D’habitude, je fête le 1er mars en me levant de bon matin, en mettant mes chaussures de marche et en imitant nos ancêtres, en bravant le vent et la pluie et en descendant à Neuchâtel, à pieds pour conquérir le Château. La différence, importante, avec nos ancêtres, c’est qu’en général, il y a un arrêt à la Vue-des-Alpes pour le thé et un pique-nique à Boudevilliers et on est reçu au Château, non pas par des canons, mais avec des bouteilles de Neuchâtel qui sont déjà au frais…

 

Je vous remercie de me permettre cette année de fêter le 1er mars avec vous, encore mieux si c’est le 2…. Je suis contente d’être ici pour au moins trois raisons : d’abord parce que j’ai le plaisir d’être avec vous, bien sûr, ensuite parce que pour moi, c’est une seconde fête, et qu’on ne fête jamais assez, enfin parce que votre 1er  mars est moins fatigant que celui d’hier, qui use les souliers, et en plus, nous sommes bien au chaud.

 

J’ai bien pensé à venir jusqu’à Prilly à pieds, pour respecter la tradition du 1er mars. Finalement je me suis contentée de marcher depuis le parking. C’est moins glorieux, mais ça convient aussi à une journée comme celle-ci. Donc, Chers Amis de Prilly, pas de danger, avec des révolutionnaires comme moi, votre …. (j’allais dire votre château, mais y a-t-il un château dans les environs ?) n’est pas encore près de tomber… et la seule chose qui reste encore à examiner, c’est de voir si le blanc vaudois vaut bien celui du château de Neuchâtel.

 

Mesdames et Messieurs, vous avez quitté votre canton pour des raisons diverses, mais si vous êtes là ce soir, c’est que vous ne l’avez pas oublié. Mais… le reconnaîtrez-vous quand vous reviendrez pour les vacances ? Notre bon vieux canton change à toute vitesse ! Il y a les zébrures dans notre paysage, dues à nos nouvelles autoroutes ! Vous les connaissez déjà certainement. Vous êtes sans doute de ceux qui se réjouissent de chaque inauguration de tronçon entre Yverdon et Neuchâtel.

 

 

Le visage politique du canton a aussi profondément changé il y a deux ans. Le canton a basculé à gauche, avec une double majorité au Conseil d’Etat et au Grand Conseil.  Plusieurs caractéristiques politiques qui paraissaient immuables, il y a quelques années encore, ont volé en éclats.

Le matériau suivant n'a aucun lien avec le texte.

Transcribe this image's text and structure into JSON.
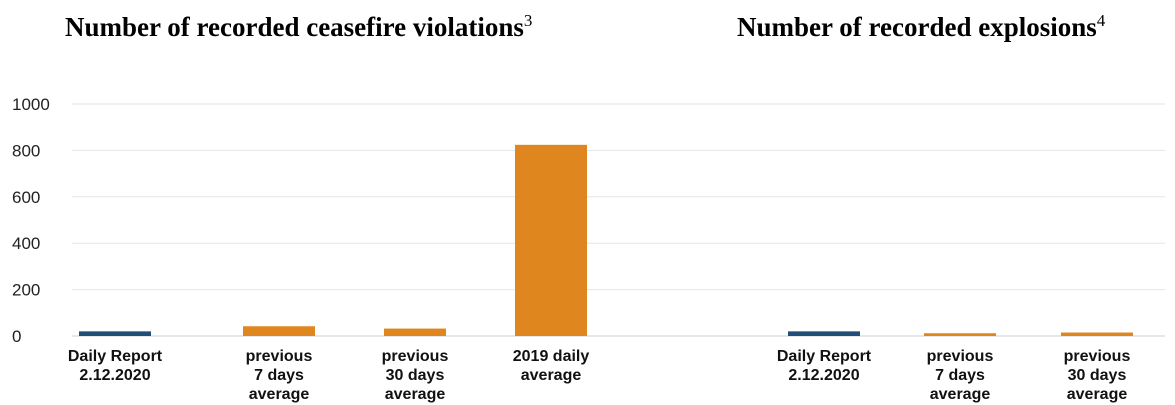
{
  "titles": {
    "left": {
      "text": "Number of recorded ceasefire violations",
      "footnote": "3"
    },
    "right": {
      "text": "Number of recorded explosions",
      "footnote": "4"
    }
  },
  "colors": {
    "current": "#1f4e79",
    "historic": "#e0861e",
    "grid": "#e6e6e6",
    "axis": "#cfcfcf"
  },
  "chart_data": [
    {
      "type": "bar",
      "title": "Number of recorded ceasefire violations",
      "ylim": [
        0,
        1000
      ],
      "yticks": [
        0,
        200,
        400,
        600,
        800,
        1000
      ],
      "grid": true,
      "categories": [
        [
          "Daily Report",
          "2.12.2020"
        ],
        [
          "previous",
          "7 days",
          "average"
        ],
        [
          "previous",
          "30 days",
          "average"
        ],
        [
          "2019 daily",
          "average"
        ]
      ],
      "values": [
        20,
        42,
        32,
        824
      ]
    },
    {
      "type": "bar",
      "title": "Number of recorded explosions",
      "ylim": [
        0,
        1000
      ],
      "grid": true,
      "categories": [
        [
          "Daily Report",
          "2.12.2020"
        ],
        [
          "previous",
          "7 days",
          "average"
        ],
        [
          "previous",
          "30 days",
          "average"
        ]
      ],
      "values": [
        20,
        12,
        15
      ]
    }
  ]
}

La très élégante ville de Neuchâtel  a passé à gauche depuis quelques années. En 2003, l’UDC a récolté 27% des voix dans ma bonne ville de La Chaux-de-Fonds, traditionnellement de gauche. En même temps, les Neuchâtelois ont envoyé deux socialistes au Conseil des Etats, une première suisse, quatre ans seulement après y avoir envoyé un radical et un libéral pendant douze ans sans interruption. Le PDC se propose, tel un phénix, de ressusciter de ses cendres. Christophe Darbellay a fait le déplacement de Neuchâtel pour assister à cette naissance.

 

Bref, tout cela nous oblige à renvoyer toutes nos certitudes au vestiaire. Les élections fédérales de cet automne seront certainement pleines de surprises.  Il y a quatre ans, la gauche avait obtenu 5 sièges sur 7. Sera-t-il possible de réitérer cet exploit ou la droite neuchâteloise retrouvera-t-elle l’unité qui avait fait son succès autrefois ?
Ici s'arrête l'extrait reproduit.